I think what this data shows is a slightly longer-established Hispanic/Latino community in the I-80 Corridor—but not one which has totally assimilated. I suspect (and I might dive into this in future articles) that the Hispanic/Latino communities in the I-80 Corridor especially probably represent 2nd and 3rd generation families where the children have been born here but parents and grandparents continue to speak Spanish. For the Western Rurals, this population might be even older.
But if this analysis is correct, I think it indicates something else: a dynamism in the economy that is attracting long-term family settlement.
My primary question on the proposed changes is the same one I had for the diversity index: what does this tell us in terms of policy planning? While civil rights legislation that drove the original SDP 15 process in the late 1970s was driven by voting concerns, many of our contemporary social issues require a much finer distinction between the experiences of communities than can be handled by broad racial categories. Complexity in problems requires complexity in the data for solutions—and broad categorizations are horrible for complexity and can lead to inefficient policies.

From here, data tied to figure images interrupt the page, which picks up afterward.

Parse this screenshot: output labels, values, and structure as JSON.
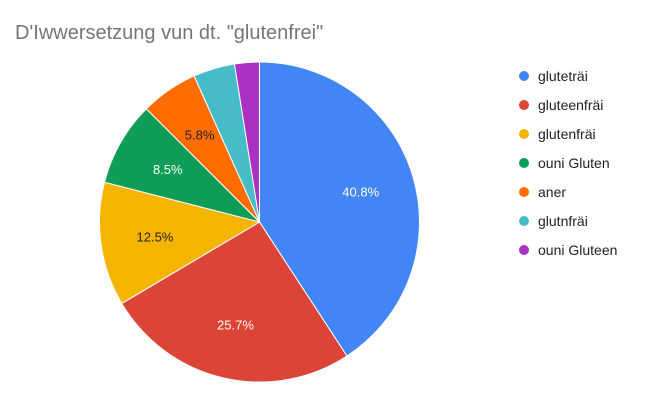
{
  "chart_data": {
    "type": "pie",
    "title": "D'Iwwersetzung vun dt. \"glutenfrei\"",
    "legend_position": "right",
    "slices": [
      {
        "label": "gluteträi",
        "value": 40.8,
        "value_label": "40.8%",
        "color": "#4285F4",
        "label_color": "#ffffff"
      },
      {
        "label": "gluteenfräi",
        "value": 25.7,
        "value_label": "25.7%",
        "color": "#DB4437",
        "label_color": "#ffffff"
      },
      {
        "label": "glutenfräi",
        "value": 12.5,
        "value_label": "12.5%",
        "color": "#F4B400",
        "label_color": "#222222"
      },
      {
        "label": "ouni Gluten",
        "value": 8.5,
        "value_label": "8.5%",
        "color": "#0F9D58",
        "label_color": "#ffffff"
      },
      {
        "label": "aner",
        "value": 5.8,
        "value_label": "5.8%",
        "color": "#FF6D01",
        "label_color": "#222222"
      },
      {
        "label": "glutnfräi",
        "value": 4.2,
        "value_label": "",
        "color": "#46BDC6",
        "label_color": "#ffffff"
      },
      {
        "label": "ouni Gluteen",
        "value": 2.5,
        "value_label": "",
        "color": "#AB30C4",
        "label_color": "#ffffff"
      }
    ]
  }
}
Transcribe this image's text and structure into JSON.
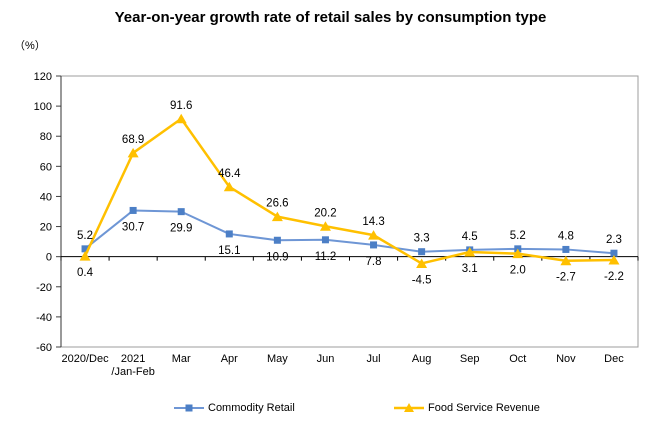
{
  "title": "Year-on-year growth rate of retail sales by consumption type",
  "unit_label": "（%）",
  "chart_data": {
    "type": "line",
    "categories": [
      "2020/Dec",
      "2021\n/Jan-Feb",
      "Mar",
      "Apr",
      "May",
      "Jun",
      "Jul",
      "Aug",
      "Sep",
      "Oct",
      "Nov",
      "Dec"
    ],
    "series": [
      {
        "name": "Commodity Retail",
        "marker": "square",
        "line_color": "#6E96D5",
        "marker_color": "#4C7FC6",
        "values": [
          5.2,
          30.7,
          29.9,
          15.1,
          10.9,
          11.2,
          7.8,
          3.3,
          4.5,
          5.2,
          4.8,
          2.3
        ],
        "label_side": [
          "above",
          "below",
          "below",
          "below",
          "below",
          "below",
          "below",
          "above",
          "above",
          "above",
          "above",
          "above"
        ]
      },
      {
        "name": "Food Service Revenue",
        "marker": "triangle",
        "line_color": "#FFC000",
        "marker_color": "#FFC000",
        "values": [
          0.4,
          68.9,
          91.6,
          46.4,
          26.6,
          20.2,
          14.3,
          -4.5,
          3.1,
          2.0,
          -2.7,
          -2.2
        ],
        "label_side": [
          "below",
          "above",
          "above",
          "above",
          "above",
          "above",
          "above",
          "below",
          "below",
          "below",
          "below",
          "below"
        ]
      }
    ],
    "ylim": [
      -60,
      120
    ],
    "ytick_step": 20,
    "grid": false,
    "legend_position": "bottom",
    "axis_color": "#000000",
    "border_color": "#9C9C9C",
    "label_color": "#000000"
  }
}
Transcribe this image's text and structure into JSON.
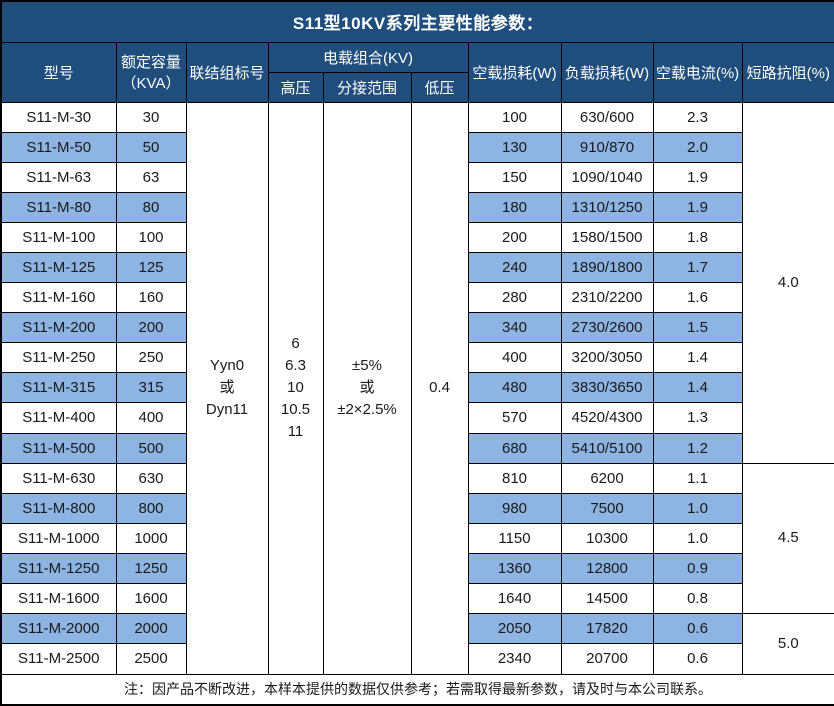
{
  "title": "S11型10KV系列主要性能参数：",
  "header": {
    "model": "型号",
    "capacity_line1": "额定容量",
    "capacity_line2": "（KVA）",
    "connection": "联结组标号",
    "voltage_group": "电载组合(KV)",
    "hv": "高压",
    "tap_range": "分接范围",
    "lv": "低压",
    "no_load_loss": "空载损耗(W)",
    "load_loss": "负载损耗(W)",
    "no_load_current": "空载电流(%)",
    "impedance": "短路抗阻(%)"
  },
  "merged": {
    "connection_lines": [
      "Yyn0",
      "或",
      "Dyn11"
    ],
    "hv_lines": [
      "6",
      "6.3",
      "10",
      "10.5",
      "11"
    ],
    "tap_lines": [
      "±5%",
      "或",
      "±2×2.5%"
    ],
    "lv": "0.4"
  },
  "impedance_groups": [
    {
      "value": "4.0",
      "rows": 12
    },
    {
      "value": "4.5",
      "rows": 5
    },
    {
      "value": "5.0",
      "rows": 2
    }
  ],
  "rows": [
    {
      "model": "S11-M-30",
      "kva": "30",
      "no_load_loss": "100",
      "load_loss": "630/600",
      "no_load_current": "2.3",
      "shaded": false
    },
    {
      "model": "S11-M-50",
      "kva": "50",
      "no_load_loss": "130",
      "load_loss": "910/870",
      "no_load_current": "2.0",
      "shaded": true
    },
    {
      "model": "S11-M-63",
      "kva": "63",
      "no_load_loss": "150",
      "load_loss": "1090/1040",
      "no_load_current": "1.9",
      "shaded": false
    },
    {
      "model": "S11-M-80",
      "kva": "80",
      "no_load_loss": "180",
      "load_loss": "1310/1250",
      "no_load_current": "1.9",
      "shaded": true
    },
    {
      "model": "S11-M-100",
      "kva": "100",
      "no_load_loss": "200",
      "load_loss": "1580/1500",
      "no_load_current": "1.8",
      "shaded": false
    },
    {
      "model": "S11-M-125",
      "kva": "125",
      "no_load_loss": "240",
      "load_loss": "1890/1800",
      "no_load_current": "1.7",
      "shaded": true
    },
    {
      "model": "S11-M-160",
      "kva": "160",
      "no_load_loss": "280",
      "load_loss": "2310/2200",
      "no_load_current": "1.6",
      "shaded": false
    },
    {
      "model": "S11-M-200",
      "kva": "200",
      "no_load_loss": "340",
      "load_loss": "2730/2600",
      "no_load_current": "1.5",
      "shaded": true
    },
    {
      "model": "S11-M-250",
      "kva": "250",
      "no_load_loss": "400",
      "load_loss": "3200/3050",
      "no_load_current": "1.4",
      "shaded": false
    },
    {
      "model": "S11-M-315",
      "kva": "315",
      "no_load_loss": "480",
      "load_loss": "3830/3650",
      "no_load_current": "1.4",
      "shaded": true
    },
    {
      "model": "S11-M-400",
      "kva": "400",
      "no_load_loss": "570",
      "load_loss": "4520/4300",
      "no_load_current": "1.3",
      "shaded": false
    },
    {
      "model": "S11-M-500",
      "kva": "500",
      "no_load_loss": "680",
      "load_loss": "5410/5100",
      "no_load_current": "1.2",
      "shaded": true
    },
    {
      "model": "S11-M-630",
      "kva": "630",
      "no_load_loss": "810",
      "load_loss": "6200",
      "no_load_current": "1.1",
      "shaded": false
    },
    {
      "model": "S11-M-800",
      "kva": "800",
      "no_load_loss": "980",
      "load_loss": "7500",
      "no_load_current": "1.0",
      "shaded": true
    },
    {
      "model": "S11-M-1000",
      "kva": "1000",
      "no_load_loss": "1150",
      "load_loss": "10300",
      "no_load_current": "1.0",
      "shaded": false
    },
    {
      "model": "S11-M-1250",
      "kva": "1250",
      "no_load_loss": "1360",
      "load_loss": "12800",
      "no_load_current": "0.9",
      "shaded": true
    },
    {
      "model": "S11-M-1600",
      "kva": "1600",
      "no_load_loss": "1640",
      "load_loss": "14500",
      "no_load_current": "0.8",
      "shaded": false
    },
    {
      "model": "S11-M-2000",
      "kva": "2000",
      "no_load_loss": "2050",
      "load_loss": "17820",
      "no_load_current": "0.6",
      "shaded": true
    },
    {
      "model": "S11-M-2500",
      "kva": "2500",
      "no_load_loss": "2340",
      "load_loss": "20700",
      "no_load_current": "0.6",
      "shaded": false
    }
  ],
  "note": "注：因产品不断改进，本样本提供的数据仅供参考；若需取得最新参数，请及时与本公司联系。",
  "colors": {
    "title_bg": "#1F4E7C",
    "header_bg": "#1F4E7C",
    "shaded_row_bg": "#8DB4E2",
    "border": "#000000",
    "header_text": "#FFFFFF",
    "body_text": "#1A1A1A"
  }
}
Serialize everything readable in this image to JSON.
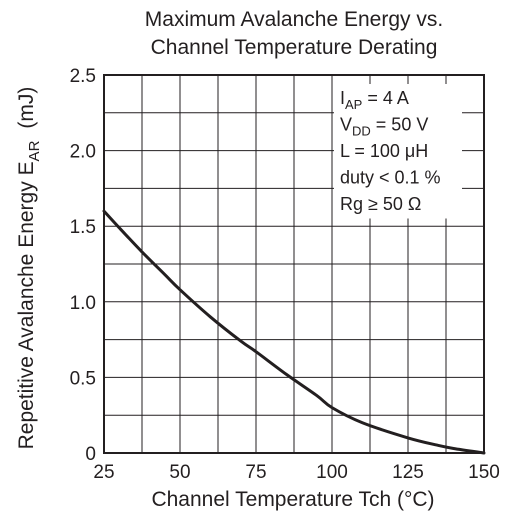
{
  "chart_data": {
    "type": "line",
    "title": [
      "Maximum Avalanche Energy vs.",
      "Channel Temperature Derating"
    ],
    "xlabel": "Channel Temperature   Tch  (°C)",
    "ylabel": "Repetitive Avalanche Energy   E",
    "ylabel_sub": "AR",
    "ylabel_unit": "(mJ)",
    "x_ticks": [
      "25",
      "50",
      "75",
      "100",
      "125",
      "150"
    ],
    "y_ticks": [
      "0",
      "0.5",
      "1.0",
      "1.5",
      "2.0",
      "2.5"
    ],
    "xlim": [
      25,
      150
    ],
    "ylim": [
      0,
      2.5
    ],
    "grid": true,
    "x_minor_step": 12.5,
    "y_minor_step": 0.25,
    "series": [
      {
        "x": [
          25,
          30,
          37.5,
          45,
          50,
          60,
          70,
          75,
          85,
          95,
          100,
          110,
          125,
          135,
          140,
          150
        ],
        "y": [
          1.6,
          1.49,
          1.33,
          1.18,
          1.08,
          0.9,
          0.74,
          0.67,
          0.52,
          0.38,
          0.3,
          0.2,
          0.1,
          0.05,
          0.03,
          0
        ]
      }
    ],
    "annotations": [
      {
        "main": "I",
        "sub": "AP",
        "rest": " = 4 A"
      },
      {
        "main": "V",
        "sub": "DD",
        "rest": " = 50 V"
      },
      {
        "main": "L = 100 ",
        "sub": "",
        "rest": "μH"
      },
      {
        "main": "duty < 0.1 %",
        "sub": "",
        "rest": ""
      },
      {
        "main": "Rg ≥ 50 Ω",
        "sub": "",
        "rest": ""
      }
    ],
    "colors": {
      "ink": "#231f20",
      "grid": "#231f20",
      "background": "#ffffff"
    }
  }
}
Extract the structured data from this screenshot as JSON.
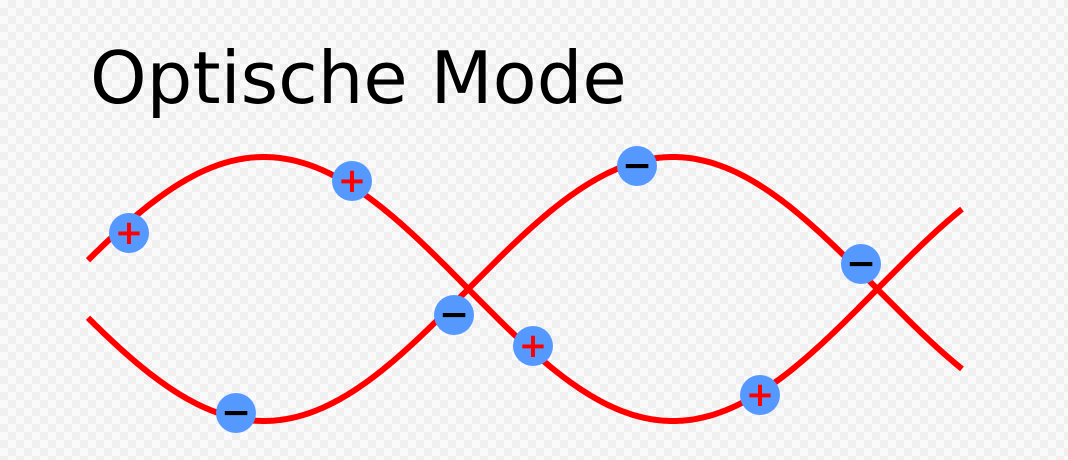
{
  "title": "Optische Mode",
  "colors": {
    "wave": "#ff0000",
    "ion_fill": "#5599ff",
    "plus_sign": "#ff0000",
    "minus_sign": "#000000"
  },
  "waves": [
    {
      "name": "upper-wave"
    },
    {
      "name": "lower-wave"
    }
  ],
  "ions": [
    {
      "charge": "+",
      "wave": "upper"
    },
    {
      "charge": "+",
      "wave": "upper"
    },
    {
      "charge": "−",
      "wave": "lower"
    },
    {
      "charge": "−",
      "wave": "lower"
    },
    {
      "charge": "+",
      "wave": "lower"
    },
    {
      "charge": "−",
      "wave": "upper"
    },
    {
      "charge": "+",
      "wave": "lower"
    },
    {
      "charge": "−",
      "wave": "upper"
    }
  ]
}
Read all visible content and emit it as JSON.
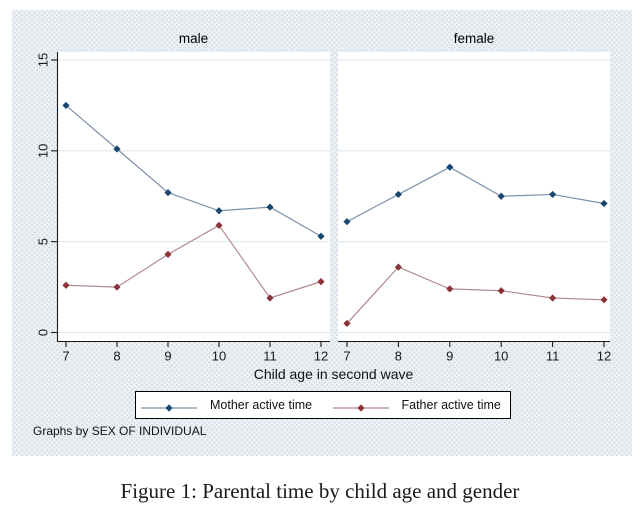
{
  "figure": {
    "caption": "Figure 1: Parental time by child age and gender",
    "note": "Graphs by SEX OF INDIVIDUAL"
  },
  "chart_data": {
    "type": "line",
    "by_variable": "SEX OF INDIVIDUAL",
    "xlabel": "Child age in second wave",
    "ylabel": "",
    "x": [
      7,
      8,
      9,
      10,
      11,
      12
    ],
    "y_ticks": [
      0,
      5,
      10,
      15
    ],
    "ylim": [
      0,
      15.4
    ],
    "grid": true,
    "legend_position": "bottom",
    "panels": [
      {
        "title": "male",
        "series": [
          {
            "name": "Mother active time",
            "values": [
              12.5,
              10.1,
              7.7,
              6.7,
              6.9,
              5.3
            ]
          },
          {
            "name": "Father active time",
            "values": [
              2.6,
              2.5,
              4.3,
              5.9,
              1.9,
              2.8
            ]
          }
        ]
      },
      {
        "title": "female",
        "series": [
          {
            "name": "Mother active time",
            "values": [
              6.1,
              7.6,
              9.1,
              7.5,
              7.6,
              7.1
            ]
          },
          {
            "name": "Father active time",
            "values": [
              0.5,
              3.6,
              2.4,
              2.3,
              1.9,
              1.8
            ]
          }
        ]
      }
    ],
    "styles": {
      "mother": {
        "marker_color": "#1a476f",
        "line_color": "#7b91a9"
      },
      "father": {
        "marker_color": "#8a3339",
        "line_color": "#b18b8f"
      },
      "grid_color": "#dce6ee",
      "axis_color": "#1a1a1a",
      "tick_label_color": "#1a1a1a",
      "plot_bg": "#ffffff",
      "outer_bg": "#edf1f5"
    }
  },
  "legend": {
    "items": [
      {
        "label": "Mother active time",
        "key": "mother"
      },
      {
        "label": "Father active time",
        "key": "father"
      }
    ]
  }
}
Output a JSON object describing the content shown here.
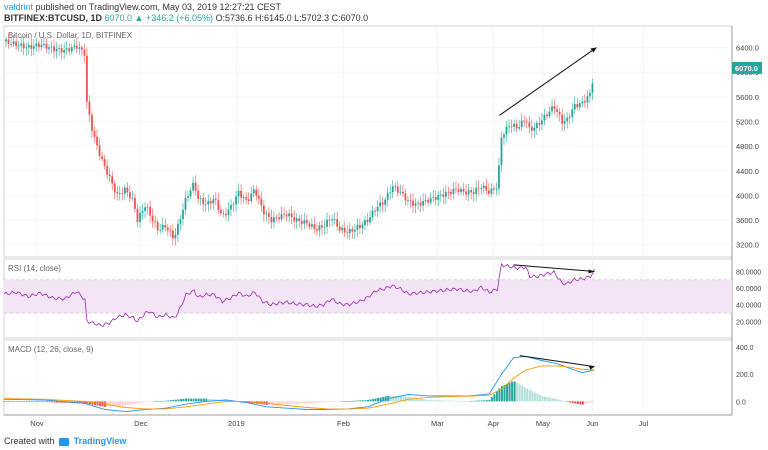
{
  "header": {
    "author": "valdrint",
    "published": "published on TradingView.com, May 03, 2019 12:27:21 CEST",
    "symbol": "BITFINEX:BTCUSD, 1D",
    "change": "6070.0 ▲ +346.2 (+6.05%)",
    "ohlc": "O:5736.6 H:6145.0 L:5702.3 C:6070.0"
  },
  "footer": {
    "created_with": "Created with",
    "brand": "TradingView"
  },
  "colors": {
    "up": "#26a69a",
    "down": "#ef5350",
    "rsi": "#9c27b0",
    "macd": "#2196f3",
    "signal": "#ff9800",
    "band": "#f3e5f5"
  },
  "chart_data": [
    {
      "type": "candlestick",
      "title": "Bitcoin / U.S. Dollar, 1D, BITFINEX",
      "last_price_label": "6070.0",
      "y_ticks": [
        "6400.0",
        "6000.0",
        "5600.0",
        "5200.0",
        "4800.0",
        "4400.0",
        "4000.0",
        "3600.0",
        "3200.0"
      ],
      "ylim": [
        3000,
        6750
      ],
      "x_ticks": [
        "Nov",
        "Dec",
        "2019",
        "Feb",
        "Mar",
        "Apr",
        "May",
        "Jun",
        "Jul"
      ],
      "trend_annotation": "arrow up along highs, Apr – May",
      "path_close": [
        [
          0,
          6500
        ],
        [
          6,
          6450
        ],
        [
          12,
          6400
        ],
        [
          18,
          6450
        ],
        [
          24,
          6380
        ],
        [
          30,
          6350
        ],
        [
          36,
          6420
        ],
        [
          40,
          6300
        ],
        [
          41,
          5500
        ],
        [
          44,
          5000
        ],
        [
          48,
          4600
        ],
        [
          52,
          4300
        ],
        [
          56,
          4000
        ],
        [
          60,
          4100
        ],
        [
          64,
          3900
        ],
        [
          66,
          3600
        ],
        [
          70,
          3850
        ],
        [
          72,
          3700
        ],
        [
          76,
          3450
        ],
        [
          80,
          3500
        ],
        [
          84,
          3300
        ],
        [
          86,
          3500
        ],
        [
          90,
          3950
        ],
        [
          94,
          4200
        ],
        [
          96,
          3950
        ],
        [
          100,
          3850
        ],
        [
          104,
          3950
        ],
        [
          108,
          3650
        ],
        [
          112,
          3800
        ],
        [
          116,
          4050
        ],
        [
          120,
          3900
        ],
        [
          124,
          4100
        ],
        [
          128,
          3750
        ],
        [
          132,
          3600
        ],
        [
          136,
          3650
        ],
        [
          140,
          3700
        ],
        [
          144,
          3600
        ],
        [
          150,
          3550
        ],
        [
          154,
          3450
        ],
        [
          158,
          3500
        ],
        [
          162,
          3650
        ],
        [
          166,
          3450
        ],
        [
          170,
          3400
        ],
        [
          176,
          3500
        ],
        [
          180,
          3600
        ],
        [
          184,
          3800
        ],
        [
          188,
          3900
        ],
        [
          192,
          4150
        ],
        [
          196,
          4050
        ],
        [
          200,
          3900
        ],
        [
          204,
          3850
        ],
        [
          208,
          3900
        ],
        [
          212,
          3950
        ],
        [
          216,
          4000
        ],
        [
          220,
          4050
        ],
        [
          224,
          4100
        ],
        [
          228,
          4050
        ],
        [
          232,
          4050
        ],
        [
          236,
          4150
        ],
        [
          240,
          4050
        ],
        [
          244,
          4150
        ],
        [
          246,
          4950
        ],
        [
          250,
          5150
        ],
        [
          254,
          5100
        ],
        [
          258,
          5250
        ],
        [
          260,
          5050
        ],
        [
          264,
          5150
        ],
        [
          268,
          5300
        ],
        [
          272,
          5450
        ],
        [
          276,
          5200
        ],
        [
          278,
          5200
        ],
        [
          282,
          5450
        ],
        [
          286,
          5500
        ],
        [
          290,
          5650
        ],
        [
          292,
          6070
        ]
      ]
    },
    {
      "type": "line",
      "title": "RSI (14, close)",
      "y_ticks": [
        "80.0000",
        "60.0000",
        "40.0000",
        "20.0000"
      ],
      "ylim": [
        0,
        95
      ],
      "band": [
        30,
        70
      ],
      "trend_annotation": "arrow down along highs, Apr – May",
      "path": [
        [
          0,
          53
        ],
        [
          6,
          55
        ],
        [
          12,
          50
        ],
        [
          18,
          54
        ],
        [
          24,
          48
        ],
        [
          30,
          47
        ],
        [
          36,
          56
        ],
        [
          40,
          46
        ],
        [
          41,
          20
        ],
        [
          44,
          18
        ],
        [
          48,
          15
        ],
        [
          52,
          18
        ],
        [
          56,
          25
        ],
        [
          60,
          28
        ],
        [
          64,
          24
        ],
        [
          66,
          20
        ],
        [
          70,
          30
        ],
        [
          72,
          32
        ],
        [
          76,
          25
        ],
        [
          80,
          28
        ],
        [
          84,
          24
        ],
        [
          86,
          30
        ],
        [
          90,
          52
        ],
        [
          94,
          57
        ],
        [
          96,
          49
        ],
        [
          100,
          52
        ],
        [
          104,
          52
        ],
        [
          108,
          44
        ],
        [
          112,
          48
        ],
        [
          116,
          54
        ],
        [
          120,
          50
        ],
        [
          124,
          55
        ],
        [
          128,
          44
        ],
        [
          132,
          40
        ],
        [
          136,
          42
        ],
        [
          140,
          43
        ],
        [
          144,
          41
        ],
        [
          150,
          40
        ],
        [
          154,
          38
        ],
        [
          158,
          40
        ],
        [
          162,
          47
        ],
        [
          166,
          41
        ],
        [
          170,
          40
        ],
        [
          176,
          44
        ],
        [
          180,
          49
        ],
        [
          184,
          57
        ],
        [
          188,
          59
        ],
        [
          192,
          63
        ],
        [
          196,
          59
        ],
        [
          200,
          53
        ],
        [
          204,
          54
        ],
        [
          208,
          55
        ],
        [
          212,
          56
        ],
        [
          216,
          57
        ],
        [
          220,
          58
        ],
        [
          224,
          59
        ],
        [
          228,
          57
        ],
        [
          232,
          56
        ],
        [
          236,
          61
        ],
        [
          240,
          55
        ],
        [
          244,
          59
        ],
        [
          246,
          88
        ],
        [
          250,
          86
        ],
        [
          254,
          84
        ],
        [
          258,
          85
        ],
        [
          260,
          74
        ],
        [
          264,
          74
        ],
        [
          268,
          77
        ],
        [
          272,
          79
        ],
        [
          276,
          66
        ],
        [
          278,
          65
        ],
        [
          282,
          70
        ],
        [
          286,
          71
        ],
        [
          290,
          74
        ],
        [
          292,
          81
        ]
      ]
    },
    {
      "type": "macd",
      "title": "MACD (12, 26, close, 9)",
      "y_ticks": [
        "400.0",
        "200.0",
        "0.0"
      ],
      "ylim": [
        -100,
        450
      ],
      "trend_annotation": "arrow down along peak, Apr – May",
      "macd": [
        [
          0,
          15
        ],
        [
          20,
          10
        ],
        [
          40,
          -15
        ],
        [
          50,
          -60
        ],
        [
          60,
          -75
        ],
        [
          70,
          -60
        ],
        [
          80,
          -50
        ],
        [
          90,
          -20
        ],
        [
          100,
          0
        ],
        [
          110,
          10
        ],
        [
          120,
          -10
        ],
        [
          130,
          -40
        ],
        [
          140,
          -50
        ],
        [
          150,
          -60
        ],
        [
          160,
          -60
        ],
        [
          170,
          -55
        ],
        [
          180,
          -40
        ],
        [
          190,
          20
        ],
        [
          200,
          50
        ],
        [
          210,
          40
        ],
        [
          220,
          40
        ],
        [
          230,
          40
        ],
        [
          240,
          55
        ],
        [
          246,
          200
        ],
        [
          252,
          320
        ],
        [
          258,
          330
        ],
        [
          266,
          300
        ],
        [
          274,
          275
        ],
        [
          280,
          240
        ],
        [
          286,
          210
        ],
        [
          292,
          230
        ]
      ],
      "signal": [
        [
          0,
          20
        ],
        [
          20,
          15
        ],
        [
          40,
          0
        ],
        [
          50,
          -20
        ],
        [
          60,
          -45
        ],
        [
          70,
          -55
        ],
        [
          80,
          -55
        ],
        [
          90,
          -40
        ],
        [
          100,
          -20
        ],
        [
          110,
          0
        ],
        [
          120,
          0
        ],
        [
          130,
          -15
        ],
        [
          140,
          -30
        ],
        [
          150,
          -45
        ],
        [
          160,
          -55
        ],
        [
          170,
          -57
        ],
        [
          180,
          -50
        ],
        [
          190,
          -20
        ],
        [
          200,
          15
        ],
        [
          210,
          30
        ],
        [
          220,
          35
        ],
        [
          230,
          38
        ],
        [
          240,
          45
        ],
        [
          246,
          90
        ],
        [
          252,
          170
        ],
        [
          258,
          230
        ],
        [
          266,
          260
        ],
        [
          274,
          260
        ],
        [
          280,
          250
        ],
        [
          286,
          235
        ],
        [
          292,
          230
        ]
      ]
    }
  ]
}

We can take one example policy: English-as-a-Second-Language programs. Under the current Pupil-Centric Funding regime in Nevada, additional funds are awarded based on the need for English-language acquisition. Can better tracking of Hispanic/Latino populations provide some guidance here? Perhaps—but children eligible for the program would be tested for placement anyway. Moreover, older Hispanic/Latino populations may not correlate as closely with this paradigm anyway. Moreover, emerging immigrant groups which may require increased ESL funds such as Haïtians, Afghanis, or Somalis are not Hispanic/Latino and are poorly tracked by current racial categories.
Similar arguments can be found in a range of policies. For instance, even before 9/11 there was interest in tracking anti-Muslim discrimination and the creation of a Middle Eastern/North African (MENA) racial category as a means to do so (as discussed in the Federal Register as part of the 1997 revision or this NBC article). But can this category help identify anti-Muslim discrimination directed against Somalis (Black of African-American), Pakistanis and Indonesians (both Asian), or even separate anti-Muslim from anti-Jewish discrimination (both are in the proposed MENA category)? Again, the specifics needed are embedded below the racial category level.
In my view, the real benefit of the proposed changes to the OMB standards may lie not in the revision of racial categories but the obligatory collection of place-of-origin/ethnicity data. The specifics of whether someone is from Venezeula or Afghanistan or Haïti or Somalia provide far more information than racial categories can provide. Better use of more complex data will lead to better outcomes.
In any case, the whole purpose of the OMB notice in the Federal Register is that the new proposed scheme is open for public comment. Until 14 April 2023, you can submit your comments directly here at the Federal Register or even read the submitted comments.